Perturbation requires retraining: Although the overhead is minimal, the perturbation method requires incorporating a perturbation-aware term into the training loss and retraining the model; for already-deployed models, one must fall back to the weaker TV-based method.
Focus on upper bounds: The paper primarily addresses upper bounds; while lower bounds are technically obtainable, the practical utility of two-sided bounds is not deeply explored.
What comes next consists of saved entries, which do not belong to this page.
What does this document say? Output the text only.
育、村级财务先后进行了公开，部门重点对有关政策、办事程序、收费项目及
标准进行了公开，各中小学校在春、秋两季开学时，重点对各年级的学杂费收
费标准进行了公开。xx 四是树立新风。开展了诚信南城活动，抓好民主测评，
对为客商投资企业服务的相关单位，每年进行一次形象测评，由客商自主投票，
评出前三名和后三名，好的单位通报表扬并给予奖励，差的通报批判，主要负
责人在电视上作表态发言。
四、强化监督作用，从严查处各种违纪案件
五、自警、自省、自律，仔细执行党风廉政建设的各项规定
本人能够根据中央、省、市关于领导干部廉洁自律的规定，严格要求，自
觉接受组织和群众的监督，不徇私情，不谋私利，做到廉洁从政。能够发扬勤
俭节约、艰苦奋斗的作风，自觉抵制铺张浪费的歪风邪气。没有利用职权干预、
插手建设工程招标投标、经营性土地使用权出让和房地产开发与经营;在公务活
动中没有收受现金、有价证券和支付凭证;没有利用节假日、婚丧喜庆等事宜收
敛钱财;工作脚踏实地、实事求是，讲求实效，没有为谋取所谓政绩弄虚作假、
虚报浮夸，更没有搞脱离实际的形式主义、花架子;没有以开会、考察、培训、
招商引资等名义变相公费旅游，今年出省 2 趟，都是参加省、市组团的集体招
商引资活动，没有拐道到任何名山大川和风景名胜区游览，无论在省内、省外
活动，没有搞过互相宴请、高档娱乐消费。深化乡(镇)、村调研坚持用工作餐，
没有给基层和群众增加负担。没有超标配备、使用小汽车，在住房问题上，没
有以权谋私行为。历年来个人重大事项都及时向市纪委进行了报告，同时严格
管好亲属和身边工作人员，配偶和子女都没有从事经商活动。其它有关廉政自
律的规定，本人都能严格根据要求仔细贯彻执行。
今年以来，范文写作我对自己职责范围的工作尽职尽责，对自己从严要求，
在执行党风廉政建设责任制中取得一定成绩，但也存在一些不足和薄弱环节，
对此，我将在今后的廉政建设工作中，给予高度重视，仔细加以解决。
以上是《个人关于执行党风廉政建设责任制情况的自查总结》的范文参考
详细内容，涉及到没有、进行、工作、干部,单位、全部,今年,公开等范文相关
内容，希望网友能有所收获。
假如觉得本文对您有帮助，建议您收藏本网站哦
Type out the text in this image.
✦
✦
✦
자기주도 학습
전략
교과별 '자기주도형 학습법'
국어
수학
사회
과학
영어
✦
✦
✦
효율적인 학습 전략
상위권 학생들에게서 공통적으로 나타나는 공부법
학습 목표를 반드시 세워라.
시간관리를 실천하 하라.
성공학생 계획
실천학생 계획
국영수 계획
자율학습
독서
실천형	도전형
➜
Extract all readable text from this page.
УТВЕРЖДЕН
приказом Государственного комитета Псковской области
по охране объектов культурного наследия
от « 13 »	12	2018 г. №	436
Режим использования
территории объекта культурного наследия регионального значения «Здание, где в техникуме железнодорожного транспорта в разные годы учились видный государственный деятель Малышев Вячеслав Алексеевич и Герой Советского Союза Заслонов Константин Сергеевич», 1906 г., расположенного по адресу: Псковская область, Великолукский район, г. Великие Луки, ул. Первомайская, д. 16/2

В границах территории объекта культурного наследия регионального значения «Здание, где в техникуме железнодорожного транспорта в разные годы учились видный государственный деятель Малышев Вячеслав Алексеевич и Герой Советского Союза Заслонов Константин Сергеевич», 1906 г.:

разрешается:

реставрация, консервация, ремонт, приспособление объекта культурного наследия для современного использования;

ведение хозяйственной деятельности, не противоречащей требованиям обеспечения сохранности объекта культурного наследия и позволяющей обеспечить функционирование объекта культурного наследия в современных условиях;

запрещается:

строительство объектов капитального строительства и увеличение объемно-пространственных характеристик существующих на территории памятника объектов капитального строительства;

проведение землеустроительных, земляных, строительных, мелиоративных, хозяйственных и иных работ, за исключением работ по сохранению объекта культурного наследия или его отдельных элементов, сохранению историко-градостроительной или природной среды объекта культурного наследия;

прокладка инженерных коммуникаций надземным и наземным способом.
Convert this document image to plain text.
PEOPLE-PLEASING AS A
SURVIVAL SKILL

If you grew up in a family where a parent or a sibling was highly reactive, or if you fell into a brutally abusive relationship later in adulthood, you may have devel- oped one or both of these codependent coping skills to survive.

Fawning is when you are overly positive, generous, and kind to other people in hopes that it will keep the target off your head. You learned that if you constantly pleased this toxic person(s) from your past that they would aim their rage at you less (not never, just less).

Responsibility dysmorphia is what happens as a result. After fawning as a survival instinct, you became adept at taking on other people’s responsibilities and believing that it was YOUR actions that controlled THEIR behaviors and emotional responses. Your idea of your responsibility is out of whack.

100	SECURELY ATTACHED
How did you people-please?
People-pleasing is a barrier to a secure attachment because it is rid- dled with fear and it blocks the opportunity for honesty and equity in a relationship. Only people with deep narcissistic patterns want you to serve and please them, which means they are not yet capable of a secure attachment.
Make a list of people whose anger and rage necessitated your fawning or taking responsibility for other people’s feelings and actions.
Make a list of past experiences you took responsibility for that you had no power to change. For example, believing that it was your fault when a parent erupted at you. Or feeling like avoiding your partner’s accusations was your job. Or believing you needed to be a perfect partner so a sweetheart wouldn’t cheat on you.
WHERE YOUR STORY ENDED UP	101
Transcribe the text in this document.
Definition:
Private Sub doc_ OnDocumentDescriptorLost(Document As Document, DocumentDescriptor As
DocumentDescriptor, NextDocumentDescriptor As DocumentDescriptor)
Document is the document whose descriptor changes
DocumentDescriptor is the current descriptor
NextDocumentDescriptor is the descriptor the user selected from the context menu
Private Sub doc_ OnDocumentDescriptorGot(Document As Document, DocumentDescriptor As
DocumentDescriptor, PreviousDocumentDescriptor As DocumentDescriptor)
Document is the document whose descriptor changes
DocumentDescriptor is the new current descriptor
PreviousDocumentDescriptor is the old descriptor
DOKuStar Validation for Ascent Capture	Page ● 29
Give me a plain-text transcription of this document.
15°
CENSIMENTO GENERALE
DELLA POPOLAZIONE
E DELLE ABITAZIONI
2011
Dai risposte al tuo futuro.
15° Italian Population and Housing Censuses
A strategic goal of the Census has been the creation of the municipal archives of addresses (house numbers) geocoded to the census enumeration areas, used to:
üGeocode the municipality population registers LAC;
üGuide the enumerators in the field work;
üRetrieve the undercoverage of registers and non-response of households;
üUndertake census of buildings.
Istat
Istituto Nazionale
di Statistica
vs. ECE binning methods: Traditional ECE is a heuristic with no theoretical guarantees and is sensitive to bin configuration choices. The proposed methods provide certifiable probabilistic upper bounds, with the NW method yielding tighter results. ECE, however, remains advantageous in its computational simplicity and ability to produce estimates from small samples (albeit unreliably).
vs. KS/Kuiper test methods (Arrieta-Ibarra et al., 2022): KS-based methods exploit the random-walk properties of cumulative scores and offer high statistical power, but only support a binary "perfectly calibrated or not" judgment, relying on asymptotic theory. The proposed methods quantify the degree of miscalibration, hold non-asymptotically, and are more interpretable.
vs. Lipschitz assumption methods (Vaicenavicius et al., 2019; Futami & Fujisawa, 2024): Prior work directly assumes Lipschitz continuity without justification. The present paper guarantees bounded derivatives (and hence Lipschitz continuity) from first principles via perturbation, and the NW method achieves smaller constant terms and tighter upper bounds.

Rating¶

Novelty: ⭐⭐⭐⭐ The idea of guaranteeing smoothness via perturbation is highly novel and elegant, though the overall "surrogate + concentration inequality" framework is a standard technique.
Experimental Thoroughness: ⭐⭐⭐⭐ Comprehensive coverage with synthetic and real data, statistically significant over 64 repetitions; however, the absence of ground truth on real datasets limits full verification.
Writing Quality: ⭐⭐⭐⭐⭐ Mathematically rigorous, logically clear, with an especially well-written practical guidance section—an exemplary work balancing theory and practice.
Value: ⭐⭐⭐⭐ Addresses a foundational theoretical problem in calibration measurement, with direct practical value for high-stakes applications requiring reliable calibration evaluation.